Vague terms like "significant impact" and "risk of harm" also raise concerns that they would leave too much room for regulators’ judgment, complicating companies’ investment planning for large‑scale AI deployments. If businesses cannot reliably predict whether a model will be treated as high‑impact, they may delay launches or shift projects abroad rather than invest in additional documentation, audits and impact assessments at home.

Participants visit Law Expo Seoul in Gangnam District, Seoul, Dec. 3, 2025. Yonhap

Participants visit Law Expo Seoul in Gangnam District, Seoul, Dec. 3, 2025. Yonhap

Lee, the professor at Korea University, noted that the very concept of high impact is hard to determine in advance, pointing out that this is one of the key reasons why other countries, such as the United States and China, have so far avoided predefined classifications.

“As AI keeps evolving, it is very hard to draw a clear line in advance for what counts as high impact or high risk. In the end, even if we update the standards as much as possible for now, there will still be the problem that they must be continuously revised every time new technologies are developed,” he said, noting the current grace period should also be used to fine-tune the legislation.

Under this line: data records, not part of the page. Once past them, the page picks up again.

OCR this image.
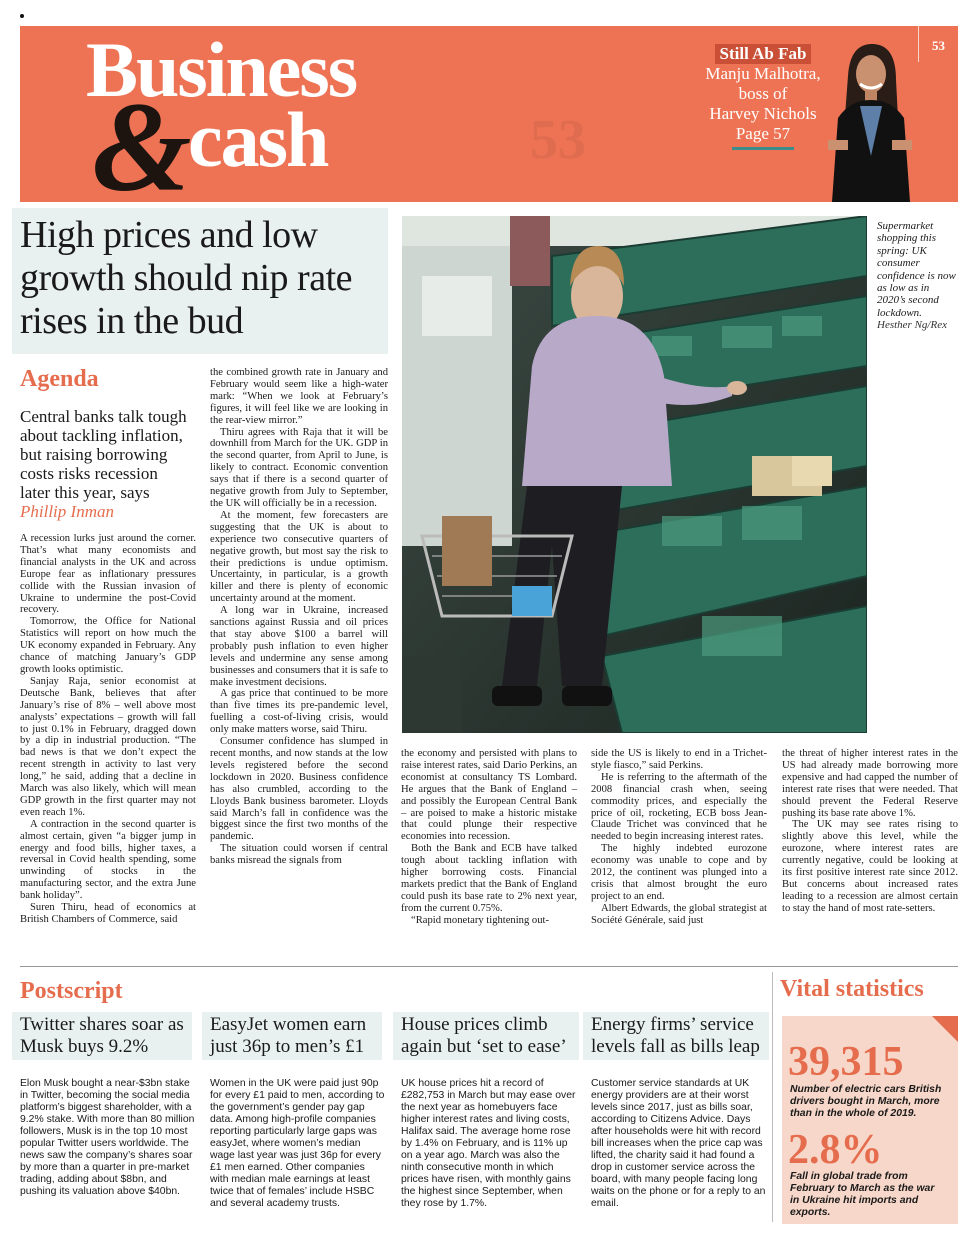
53
Business
&
cash
Still Ab Fab
Manju Malhotra,
boss of
Harvey Nichols
Page 57
53
High prices and low growth should nip rate rises in the bud
Supermarket shopping this spring: UK consumer confidence is now as low as in 2020’s second lockdown.
Hesther Ng/Rex
Agenda
Central banks talk tough about tackling inflation, but raising borrowing costs risks recession later this year, says Phillip Inman

A recession lurks just around the corner. That’s what many economists and financial analysts in the UK and across Europe fear as inflationary pressures collide with the Russian invasion of Ukraine to undermine the post-Covid recovery.

Tomorrow, the Office for National Statistics will report on how much the UK economy expanded in February. Any chance of matching January’s GDP growth looks optimistic.

Sanjay Raja, senior economist at Deutsche Bank, believes that after January’s rise of 8% – well above most analysts’ expectations – growth will fall to just 0.1% in February, dragged down by a dip in industrial production. “The bad news is that we don’t expect the recent strength in activity to last very long,” he said, adding that a decline in March was also likely, which will mean GDP growth in the first quarter may not even reach 1%.

A contraction in the second quarter is almost certain, given “a bigger jump in energy and food bills, higher taxes, a reversal in Covid health spending, some unwinding of stocks in the manufacturing sector, and the extra June bank holiday”.

Suren Thiru, head of economics at British Chambers of Commerce, said

the combined growth rate in January and February would seem like a high-water mark: “When we look at February’s figures, it will feel like we are looking in the rear-view mirror.”

Thiru agrees with Raja that it will be downhill from March for the UK. GDP in the second quarter, from April to June, is likely to contract. Economic convention says that if there is a second quarter of negative growth from July to September, the UK will officially be in a recession.

At the moment, few forecasters are suggesting that the UK is about to experience two consecutive quarters of negative growth, but most say the risk to their predictions is undue optimism. Uncertainty, in particular, is a growth killer and there is plenty of economic uncertainty around at the moment.

A long war in Ukraine, increased sanctions against Russia and oil prices that stay above $100 a barrel will probably push inflation to even higher levels and undermine any sense among businesses and consumers that it is safe to make investment decisions.

A gas price that continued to be more than five times its pre-pandemic level, fuelling a cost-of-living crisis, would only make matters worse, said Thiru.

Consumer confidence has slumped in recent months, and now stands at the low levels registered before the second lockdown in 2020. Business confidence has also crumbled, according to the Lloyds Bank business barometer. Lloyds said March’s fall in confidence was the biggest since the first two months of the pandemic.

The situation could worsen if central banks misread the signals from

the economy and persisted with plans to raise interest rates, said Dario Perkins, an economist at consultancy TS Lombard. He argues that the Bank of England – and possibly the European Central Bank – are poised to make a historic mistake that could plunge their respective economies into recession.

Both the Bank and ECB have talked tough about tackling inflation with higher borrowing costs. Financial markets predict that the Bank of England could push its base rate to 2% next year, from the current 0.75%.

“Rapid monetary tightening out-

side the US is likely to end in a Trichet-style fiasco,” said Perkins.

He is referring to the aftermath of the 2008 financial crash when, seeing commodity prices, and especially the price of oil, rocketing, ECB boss Jean-Claude Trichet was convinced that he needed to begin increasing interest rates.

The highly indebted eurozone economy was unable to cope and by 2012, the continent was plunged into a crisis that almost brought the euro project to an end.

Albert Edwards, the global strategist at Société Générale, said just

the threat of higher interest rates in the US had already made borrowing more expensive and had capped the number of interest rate rises that were needed. That should prevent the Federal Reserve pushing its base rate above 1%.

The UK may see rates rising to slightly above this level, while the eurozone, where interest rates are currently negative, could be looking at its first positive interest rate since 2012. But concerns about increased rates leading to a recession are almost certain to stay the hand of most rate-setters.

Postscript
Twitter shares soar as Musk buys 9.2%
EasyJet women earn just 36p to men’s £1
House prices climb again but ‘set to ease’
Energy firms’ service levels fall as bills leap
Elon Musk bought a near-$3bn stake in Twitter, becoming the social media platform’s biggest shareholder, with a 9.2% stake. With more than 80 million followers, Musk is in the top 10 most popular Twitter users worldwide. The news saw the company’s shares soar by more than a quarter in pre-market trading, adding about $8bn, and pushing its valuation above $40bn.
Women in the UK were paid just 90p for every £1 paid to men, according to the government’s gender pay gap data. Among high-profile companies reporting particularly large gaps was easyJet, where women’s median wage last year was just 36p for every £1 men earned. Other companies with median male earnings at least twice that of females’ include HSBC and several academy trusts.
UK house prices hit a record of £282,753 in March but may ease over the next year as homebuyers face higher interest rates and living costs, Halifax said. The average home rose by 1.4% on February, and is 11% up on a year ago. March was also the ninth consecutive month in which prices have risen, with monthly gains the highest since September, when they rose by 1.7%.
Customer service standards at UK energy providers are at their worst levels since 2017, just as bills soar, according to Citizens Advice. Days after households were hit with record bill increases when the price cap was lifted, the charity said it had found a drop in customer service across the board, with many people facing long waits on the phone or for a reply to an email.
Vital statistics
39,315
Number of electric cars British drivers bought in March, more than in the whole of 2019.
2.8%
Fall in global trade from February to March as the war in Ukraine hit imports and exports.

“During this one‑year period, the law technically applies, but there are no penalties, so I think we should move quickly to revise it while we are still in this preparation phase.”

During the grace period, the government has ensured temporarily easing of inspections and fines while operating a support desk that has already seen inquiries about the AI Basic Act surge since the law took effect.

Tech companies have begun reorganizing internal governance to get ahead of the new rules and formalize compliance playbooks.

Major telecommunications companies said they are reviewing their companywide compliance frameworks and setting up internal risk management protocols involving law, security and ethics teams.

Tech giants, such as Naver and Kakao, are also moving to align their products with transparency obligations, having previously introduced internal AI governance and risk frameworks on a voluntary basis.